The war came to Soweto along the railway line. On a cold winter morning in August a large party of Inkatha fighters massed on Inhlanzane railway station in Soweto and attacked the five thirty from Naledi as it pulled in, full of hungover commuters on their way to Johannesburg and young ANC militants swaying between the seats on their routine business of consciousness raising. The first reports coming through gave four dead; the next nine, but by then the dead were already lost in the growing figure for the township as a whole. It could have been worse, but no one was sure how many had been injured at the railway station, and injuries in this war of hacking and slicing and setting alight could be as bad as death.
By mid-morning, a few hours after the attack on the train, a large crowd of residents had massed outside the Jabulani single men’s hostel and another outside the hostel in Mapetla. Both places were isolated barracks for Zulu migrant workers deep in the enemy territory of Soweto. There were several such hostels; their occupants lived like a slave labour force, exclusively male, more than six hours’ drive from their kin, surrounded by the most sophisticated, criminal township culture in southern Africa.

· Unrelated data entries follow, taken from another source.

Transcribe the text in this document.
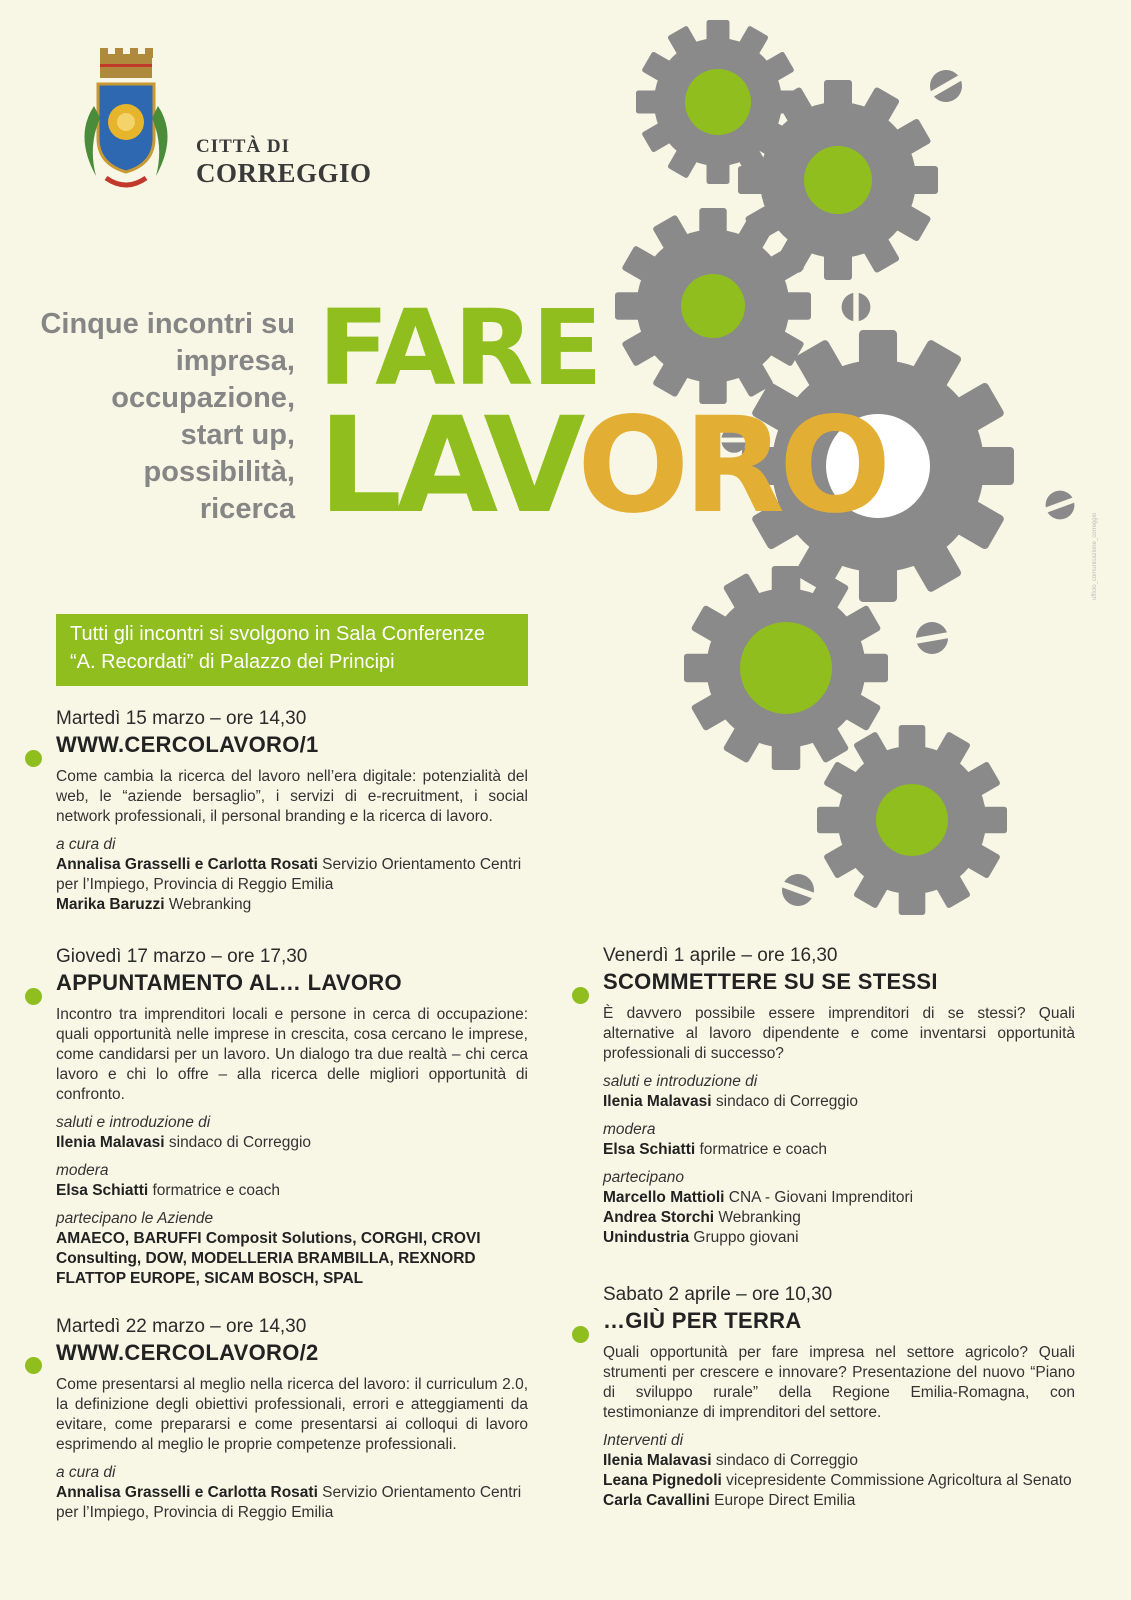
CITTÀ DI
CORREGGIO
Cinque incontri su
impresa,
occupazione,
start up,
possibilità,
ricerca
FARE
LAVORO
Tutti gli incontri si svolgono in Sala Conferenze
“A. Recordati” di Palazzo dei Principi
ufficio_comunicazione_correggio
Martedì 15 marzo – ore 14,30
WWW.CERCOLAVORO/1
Come cambia la ricerca del lavoro nell’era digitale: potenzialità del web, le “aziende bersaglio”, i servizi di e-recruitment, i social network professionali, il personal branding e la ricerca di lavoro.
a cura di
Annalisa Grasselli e Carlotta Rosati Servizio Orientamento Centri per l’Impiego, Provincia di Reggio Emilia
Marika Baruzzi Webranking
Giovedì 17 marzo – ore 17,30
APPUNTAMENTO AL… LAVORO
Incontro tra imprenditori locali e persone in cerca di occupazione: quali opportunità nelle imprese in crescita, cosa cercano le imprese, come candidarsi per un lavoro. Un dialogo tra due realtà – chi cerca lavoro e chi lo offre – alla ricerca delle migliori opportunità di confronto.
saluti e introduzione di
Ilenia Malavasi sindaco di Correggio
modera
Elsa Schiatti formatrice e coach
partecipano le Aziende
AMAECO, BARUFFI Composit Solutions, CORGHI, CROVI Consulting, DOW, MODELLERIA BRAMBILLA, REXNORD FLATTOP EUROPE, SICAM BOSCH, SPAL
Martedì 22 marzo – ore 14,30
WWW.CERCOLAVORO/2
Come presentarsi al meglio nella ricerca del lavoro: il curriculum 2.0, la definizione degli obiettivi professionali, errori e atteggiamenti da evitare, come prepararsi e come presentarsi ai colloqui di lavoro esprimendo al meglio le proprie competenze professionali.
a cura di
Annalisa Grasselli e Carlotta Rosati Servizio Orientamento Centri per l’Impiego, Provincia di Reggio Emilia
Venerdì 1 aprile – ore 16,30
SCOMMETTERE SU SE STESSI
È davvero possibile essere imprenditori di se stessi? Quali alternative al lavoro dipendente e come inventarsi opportunità professionali di successo?
saluti e introduzione di
Ilenia Malavasi sindaco di Correggio
modera
Elsa Schiatti formatrice e coach
partecipano
Marcello Mattioli CNA - Giovani Imprenditori
Andrea Storchi Webranking
Unindustria Gruppo giovani
Sabato 2 aprile – ore 10,30
…GIÙ PER TERRA
Quali opportunità per fare impresa nel settore agricolo? Quali strumenti per crescere e innovare? Presentazione del nuovo “Piano di sviluppo rurale” della Regione Emilia-Romagna, con testimonianze di imprenditori del settore.
Interventi di
Ilenia Malavasi sindaco di Correggio
Leana Pignedoli vicepresidente Commissione Agricoltura al Senato
Carla Cavallini Europe Direct Emilia
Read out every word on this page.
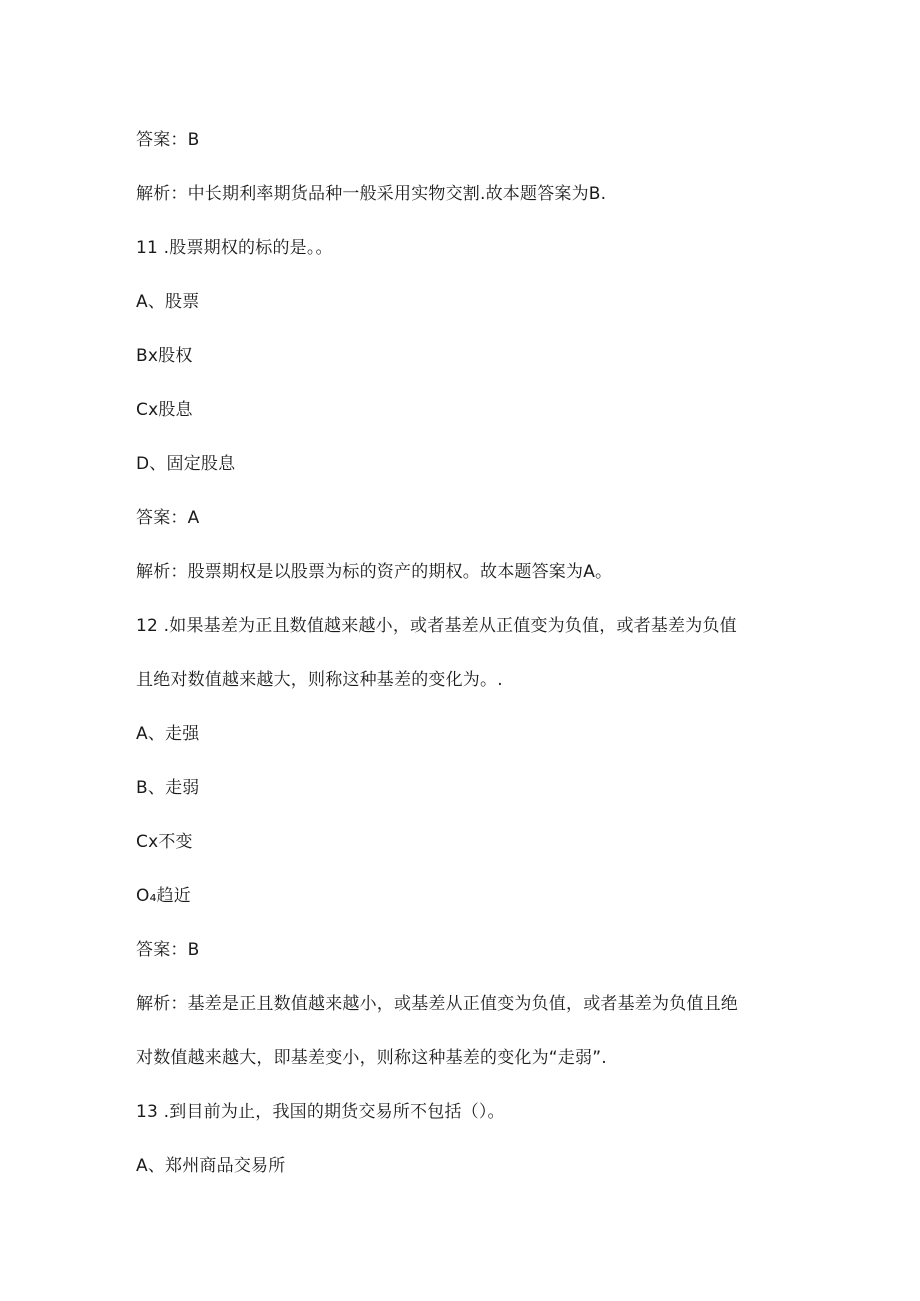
答案：B
解析：中长期利率期货品种一般采用实物交割.故本题答案为B.
11 .股票期权的标的是。。
A、股票
Bx股权
Cx股息
D、固定股息
答案：A
解析：股票期权是以股票为标的资产的期权。故本题答案为A。
12 .如果基差为正且数值越来越小，或者基差从正值变为负值，或者基差为负值
且绝对数值越来越大，则称这种基差的变化为。.
A、走强
B、走弱
Cx不变
O₄趋近
答案：B
解析：基差是正且数值越来越小，或基差从正值变为负值，或者基差为负值且绝
对数值越来越大，即基差变小，则称这种基差的变化为“走弱”.
13 .到目前为止，我国的期货交易所不包括（）。
A、郑州商品交易所
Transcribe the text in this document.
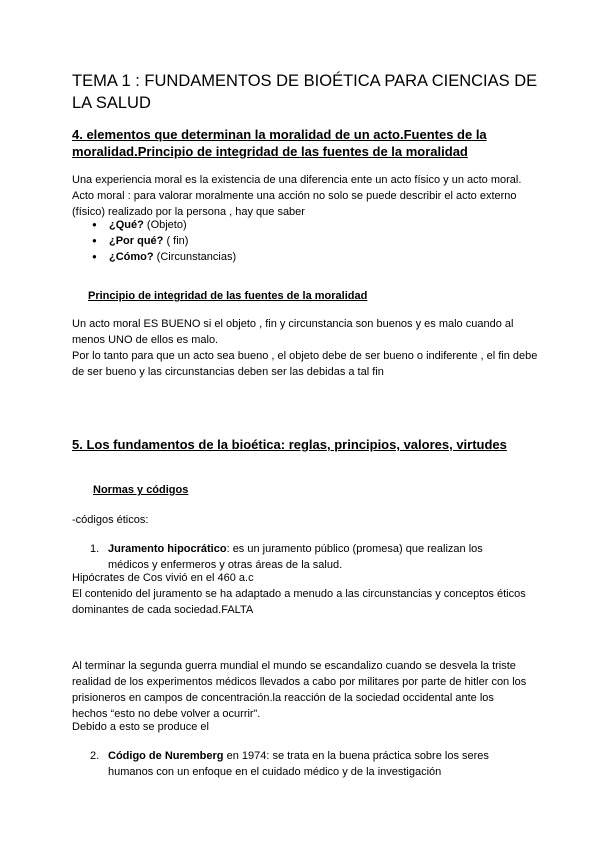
TEMA 1 : FUNDAMENTOS DE BIOÉTICA PARA CIENCIAS DE LA SALUD
4. elementos que determinan la moralidad de un acto.Fuentes de la moralidad.Principio de integridad de las fuentes de la moralidad
Una experiencia moral es la existencia de una diferencia ente un acto físico y un acto moral.
Acto moral : para valorar moralmente una acción no solo se puede describir el acto externo (físico) realizado por la persona , hay que saber
● ¿Qué? (Objeto)
● ¿Por qué? ( fin)
● ¿Cómo? (Circunstancias)
Principio de integridad de las fuentes de la moralidad
Un acto moral ES BUENO si el objeto , fin y circunstancia son buenos y es malo cuando al menos UNO de ellos es malo.
Por lo tanto para que un acto sea bueno , el objeto debe de ser bueno o indiferente , el fin debe de ser bueno y las circunstancias deben ser las debidas a tal fin
5. Los fundamentos de la bioética: reglas, principios, valores, virtudes
Normas y códigos
-códigos éticos:
1. Juramento hipocrático: es un juramento público (promesa) que realizan los médicos y enfermeros y otras áreas de la salud.
Hipócrates de Cos vivió en el 460 a.c
El contenido del juramento se ha adaptado a menudo a las circunstancias y conceptos éticos dominantes de cada sociedad.FALTA
Al terminar la segunda guerra mundial el mundo se escandalizo cuando se desvela la triste realidad de los experimentos médicos llevados a cabo por militares por parte de hitler con los prisioneros en campos de concentración.la reacción de la sociedad occidental ante los hechos “esto no debe volver a ocurrir”.
Debido a esto se produce el
2. Código de Nuremberg en 1974: se trata en la buena práctica sobre los seres humanos con un enfoque en el cuidado médico y de la investigación
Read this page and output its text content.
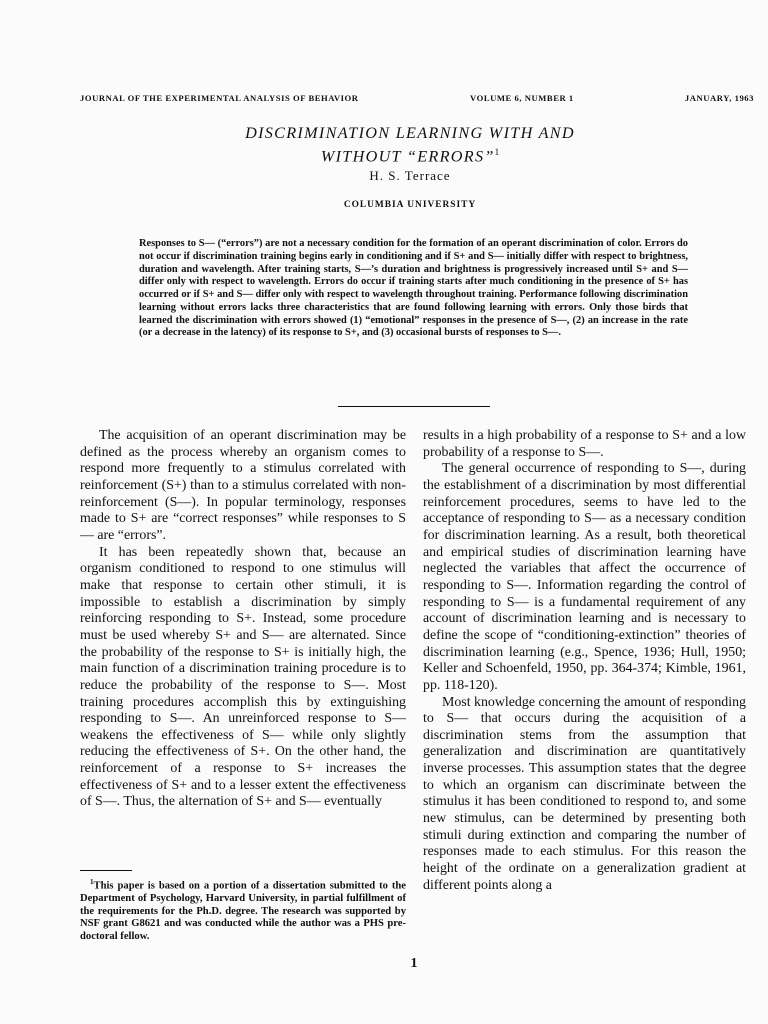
JOURNAL OF THE EXPERIMENTAL ANALYSIS OF BEHAVIOR	VOLUME 6, NUMBER 1	JANUARY, 1963
DISCRIMINATION LEARNING WITH AND
WITHOUT “ERRORS”$^1$
H. S. Terrace
COLUMBIA UNIVERSITY

Responses to S— (“errors”) are not a necessary condition for the formation of an operant discrimination of color. Errors do not occur if discrimination training begins early in conditioning and if S+ and S— initially differ with respect to brightness, duration and wavelength. After training starts, S—’s duration and brightness is progressively increased until S+ and S— differ only with respect to wavelength. Errors do occur if training starts after much conditioning in the presence of S+ has occurred or if S+ and S— differ only with respect to wavelength throughout training. Performance following discrimination learning without errors lacks three characteristics that are found following learning with errors. Only those birds that learned the discrimination with errors showed (1) “emotional” responses in the presence of S—, (2) an increase in the rate (or a decrease in the latency) of its response to S+, and (3) occasional bursts of responses to S—.

The acquisition of an operant discrimination may be defined as the process whereby an organism comes to respond more frequently to a stimulus correlated with reinforcement (S+) than to a stimulus correlated with nonreinforcement (S—). In popular terminology, responses made to S+ are “correct responses” while responses to S— are “errors”.

It has been repeatedly shown that, because an organism conditioned to respond to one stimulus will make that response to certain other stimuli, it is impossible to establish a discrimination by simply reinforcing responding to S+. Instead, some procedure must be used whereby S+ and S— are alternated. Since the probability of the response to S+ is initially high, the main function of a discrimination training procedure is to reduce the probability of the response to S—. Most training procedures accomplish this by extinguishing responding to S—. An unreinforced response to S— weakens the effectiveness of S— while only slightly reducing the effectiveness of S+. On the other hand, the reinforcement of a response to S+ increases the effectiveness of S+ and to a lesser extent the effectiveness of S—. Thus, the alternation of S+ and S— eventually

results in a high probability of a response to S+ and a low probability of a response to S—.

The general occurrence of responding to S—, during the establishment of a discrimination by most differential reinforcement procedures, seems to have led to the acceptance of responding to S— as a necessary condition for discrimination learning. As a result, both theoretical and empirical studies of discrimination learning have neglected the variables that affect the occurrence of responding to S—. Information regarding the control of responding to S— is a fundamental requirement of any account of discrimination learning and is necessary to define the scope of “conditioning-extinction” theories of discrimination learning (e.g., Spence, 1936; Hull, 1950; Keller and Schoenfeld, 1950, pp. 364-374; Kimble, 1961, pp. 118-120).

Most knowledge concerning the amount of responding to S— that occurs during the acquisition of a discrimination stems from the assumption that generalization and discrimination are quantitatively inverse processes. This assumption states that the degree to which an organism can discriminate between the stimulus it has been conditioned to respond to, and some new stimulus, can be determined by presenting both stimuli during extinction and comparing the number of responses made to each stimulus. For this reason the height of the ordinate on a generalization gradient at different points along a

$^1$This paper is based on a portion of a dissertation submitted to the Department of Psychology, Harvard University, in partial fulfillment of the requirements for the Ph.D. degree. The research was supported by NSF grant G8621 and was conducted while the author was a PHS pre-doctoral fellow.

1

When Inkatha made trouble elsewhere, these occupants in Soweto were the objects of bad feeling. Today the trouble was right in the township, building up as the thick brown smog from the night fires started to lift.
My first stop was at the house of an acquaintance in Orlando East. Judo Mawisa was in the shebeen. A slight man in his forties with a damaged eye, he came padding out and up to the house and then led me across the township to the Jabulani hostel, near the railway station. As we approached, we encountered barricades put up by the township residents. There had been a clash between young residents and Inkatha but no one seemed certain of the outcome. People were preparing for the next round. A woman in her mid-forties launched a barrage of rhetoric against Inkatha for the benefit of a BBC reporter. She was an eloquent figure in a bright dress who evoked the virtues of the old Soweto. A crowd of younger women stood around, cheering her on. ‘The hostel system is a creation of apartheid,’ she said. ‘We must finish with apartheid for good.’ This was true; it was also a discreet way of saying that the hostels should be torched, and Inkatha with them. When the reporter had switched off his tape machine, she straightened her dress and the younger women applauded her.